When Afleet Alex returned to Belmont Park July 28 following surgery to repair a small hairline fracture of his ankle, it was concluded by most everyone that two possibilities existed regarding his future: he either would recover sufficiently to race as a 4-year-old, or his career as a racehorse was over.

But the very next day, managing partner Chuck Zacney launched what seemed to be a misguided missile when he uttered the words "Breeders' Cup."

"We look forward to Alex's return and hope to see him triumph in the Breeders' Cup," he said.

Not only Breeders' Cup, but triumph no less. Surely, this was no more than the ramblings of a delusional owner, everyone thought.

But, wait a minute. Dr. Patricia Hogan, the highly respected veterinarian who had performed the surgery, came out and said the Breeders' Cup was a possibility. So did trainer Tim Ritchey. So did noted veterinarian Larry Bramlage. They couldn't all be delusional. After all, this was Afleet Alex, who had already shown on several occasions he is no ordinary horse.

Well, Alex won't make the World Thoroughbred Championships, and wouldn't have in any event because of a week of rain that played havoc on Northeast tracks. But, the fact he came so close--just a faint shadow on an X-ray away--was nothing less than remarkable. With another week or so to allow the final 1% of the healing process to be completed, he actually could have pulled it off.

From the beginning, Ritchey and Hogan had to deal with their share of critics for pushing on with Hogan's aggressive post-op care recommendation, one in which she remained confident was the right way to go, considering how early the injury was detected. Hogan was the one who had to remove the drill bit from the bone five times to cool it off, as opposed to a normal two times, because Alex's bone was so hard.

"You can't just throw a horse in a stall for two months and expect it to heal well," Hogan maintained at the time. "He's used to being out several times a day and the screw is doing the job right now, and I really think exercise is important to the horse. The Breeders' Cup is not the goal, Alex's health is."
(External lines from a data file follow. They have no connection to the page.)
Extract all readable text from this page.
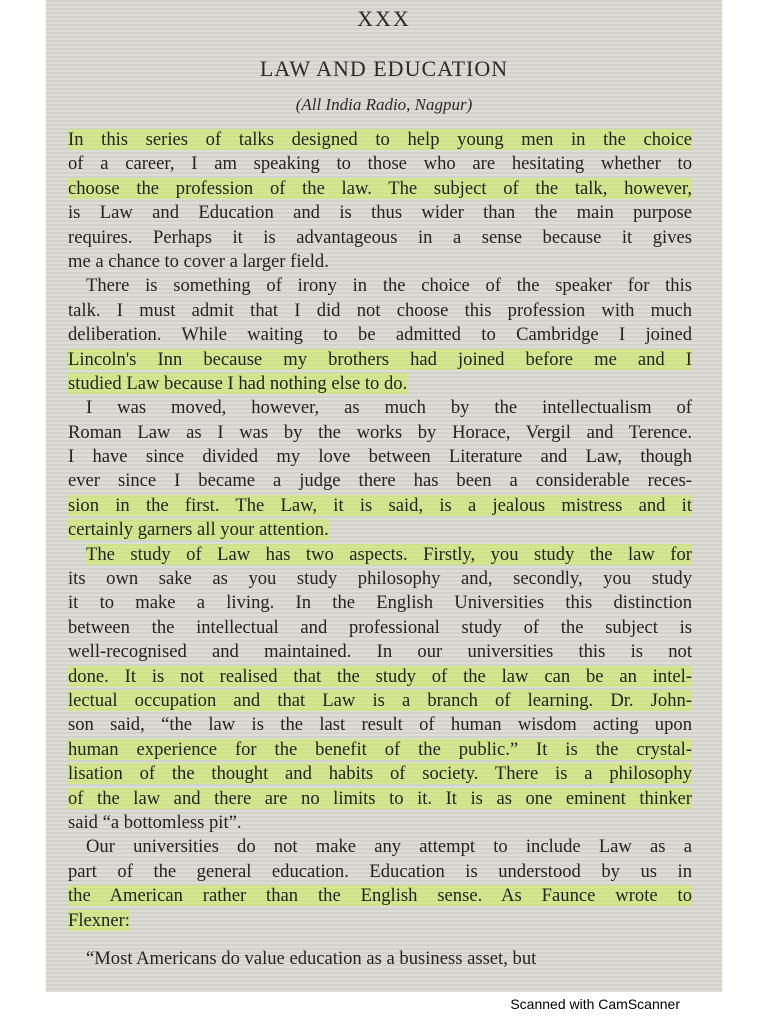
XXX
LAW AND EDUCATION
(All India Radio, Nagpur)
In this series of talks designed to help young men in the choice
of a career, I am speaking to those who are hesitating whether to
choose the profession of the law. The subject of the talk, however,
is Law and Education and is thus wider than the main purpose
requires. Perhaps it is advantageous in a sense because it gives
me a chance to cover a larger field.
There is something of irony in the choice of the speaker for this
talk. I must admit that I did not choose this profession with much
deliberation. While waiting to be admitted to Cambridge I joined
Lincoln's Inn because my brothers had joined before me and I
studied Law because I had nothing else to do.
I was moved, however, as much by the intellectualism of
Roman Law as I was by the works by Horace, Vergil and Terence.
I have since divided my love between Literature and Law, though
ever since I became a judge there has been a considerable reces-
sion in the first. The Law, it is said, is a jealous mistress and it
certainly garners all your attention.
The study of Law has two aspects. Firstly, you study the law for
its own sake as you study philosophy and, secondly, you study
it to make a living. In the English Universities this distinction
between the intellectual and professional study of the subject is
well-recognised and maintained. In our universities this is not
done. It is not realised that the study of the law can be an intel-
lectual occupation and that Law is a branch of learning. Dr. John-
son said, “the law is the last result of human wisdom acting upon
human experience for the benefit of the public.” It is the crystal-
lisation of the thought and habits of society. There is a philosophy
of the law and there are no limits to it. It is as one eminent thinker
said “a bottomless pit”.
Our universities do not make any attempt to include Law as a
part of the general education. Education is understood by us in
the American rather than the English sense. As Faunce wrote to
Flexner:
“Most Americans do value education as a business asset, but
Scanned with CamScanner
All year, Ritchey had to defend his twice-a-day training of Alex almost on a daily basis until the colt pounded his name into Triple Crown lore with his memorable victories in the Preakness (gr. I) and Belmont (gr. I), so he was no stranger to aggressive training. He immediately put Hogan's plan in motion.

After seven days of stall rest, Alex started walking--once a day for seven days, then twice a day. Finally, after walking five times a day, he was X-rayed and given the OK by Dr. Bramlage to jog. He began jogging Sept. 2, once a day and easy at first, then more often. After another set of X-rays he was given the go-ahead Sept. 16 to start galloping. Again Ritchey started slowly, then picked it up to where Alex was jogging early and galloping up to three miles later in the morning. Another set of X-rays were taken Sept. 28, and the following day Alex was given permission to breeze.

No one on July 27 could have envisioned in their wildest imagination that in only 65 days, Afleet Alex would be flying around the Belmont Park oval, working five furlongs in :59 4/5, the fastest work of the day at the distance. Or that he would come back Oct. 7 and turn in another bullet work, blazing a half-mile in :46 flat, more than a full second faster than the next fastest work.

Just like that, Alex was one prep race away from starting in the Breeders' Cup Classic - Powered by Dodge (gr. I). No, this was no ordinary horse.

But the Classic was never the ultimate goal, and when X-rays showed the fracture still was only 99% healed, it was decided to give him a little more time.

"The book isn't over; there are still more chapters to the story," Ritchey said the day after the surgery. One of those chapters has already been written.